Par ses baisses de taxes et impôts, Ottawa a créé un important déficit structurel en surestimant la croissance économique.    

Le ministre des Finances, Jim Flaherty, a annoncé la semaine dernière que le gouvernement fédéral allait devoir couper ses dépenses de programmes non pas de 4, mais de 8 milliards de dollars pour retourner à l'équilibre budgétaire en 2014-2015. Ces compressions additionnelles permettraient de respecter la promesse électorale du Parti conservateur sur l'élimination du déficit.

La raison principale qu'il donne pour justifier le besoin de procéder à des coupes additionnelles est le ralentissement de la croissance économique. Ce motif est techniquement fondé: une croissance économique plus faible réduira les revenus futurs du gouvernement fédéral, repoussera l'élimination du déficit budgétaire et augmentera davantage le niveau de la dette du gouvernement fédéral.

Il y a cependant une autre façon d'expliquer pourquoi il faut tant réduire les dépenses. Depuis que le gouvernement Harper a été élu pour la première fois en janvier 2006, il a accordé de nombreuses réductions de taxes et impôts. On a qu'à penser à la réduction de deux points de pourcentage de la TPS et à la réduction des impôts sur les sociétés.

Selon la dernière mise à jour du ministère des Finances, le ratio des revenus du gouvernement au PIB va passer de 0,162 lors de l'exercice 2005-2006 à 0,147 lors de l'exercice 2014-2015. Compte tenu de la prévision d'un PIB nominal de 2020 milliards de dollars en 2015, cette baisse du ratio des revenus en proportion du PIB fera chuter les revenus annuels de 30 milliards cette année-là.

Les nombreuses réductions de taxes et impôts ont transformé le surplus structurel de près de 15 milliards enregistré en 2005-2006 en un déficit structurel d'au moins 15 milliards. Les récentes estimations de l'OCDE prévoient un écart encore plus élevé du solde structurel. Sur une période de neuf ans, de 2006-2007 à 2014-2015, le cumul des baisses de revenus représente un montant de 170 milliards, qui aurait même permis d'éviter une augmentation de la dette fédérale durant cette période.

Par ses nombreuses baisses de taxes et impôts, le gouvernement fédéral a non seulement réduit l'important surplus structurel qu'il avait, mais il a aussi créé un important déficit structurel. La forte croissance économique qu'il avait prévu ne s'est pas matérialisée.
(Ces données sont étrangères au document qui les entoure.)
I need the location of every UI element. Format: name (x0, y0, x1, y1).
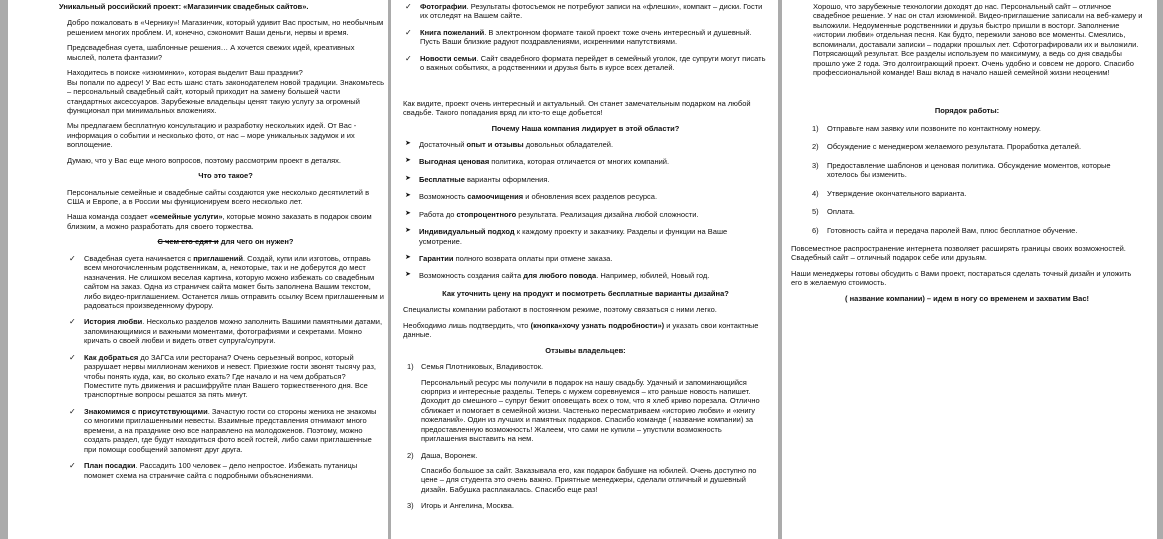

La crise financière et la récession qui a suivi ont grugé ses revenus.

Maintenant, il fait face à une reprise plus lente qu'il ne l'avait estimé au premier semestre. Pour réaliser son objectif d'un solde budgétaire nul en 2014-2015, il devra couper deux fois plus qu'il ne l'avait dit. Ceci aura pour effet de ralentir encore plus la croissance. C'est un mauvais timing pour mettre en place une politique budgétaire plus restrictive.

La nécessité de doubler les compressions pour retourner à l'équilibre budgétaire reflète une gestion qui est marquée par un manque de prudence et qui a trop misé sur l'absence de chocs majeurs négatifs et sur les effets positifs des baisses de taxes et d'impôts sur le PIB.

Le gouvernement Harper a commis la même erreur que les trois derniers présidents républicains des États-Unis (Ronald Reagan et George Bush père et fils). De plus, il a significativement réduit la marge de manoeuvre pour réagir à des chocs négatifs sans une augmentation de la dette.

D'un autre côté, le désir de procéder rapidement à des coupes additionnelles est également cohérent avec la stratégie de réduire significativement la taille du gouvernement fédéral en suivant les trois étapes suivantes: baisse de taxes et impôts, création d'un déficit budgétaire et réduction de dépenses pour retourner à l'équilibre budgétaire.

Dans un tel contexte, les réductions de dépenses ne doivent pas être justifiées par l'existence du déficit budgétaire, comme le fait présentement le gouvernement, mais par le désir de réduire la taille du gouvernement.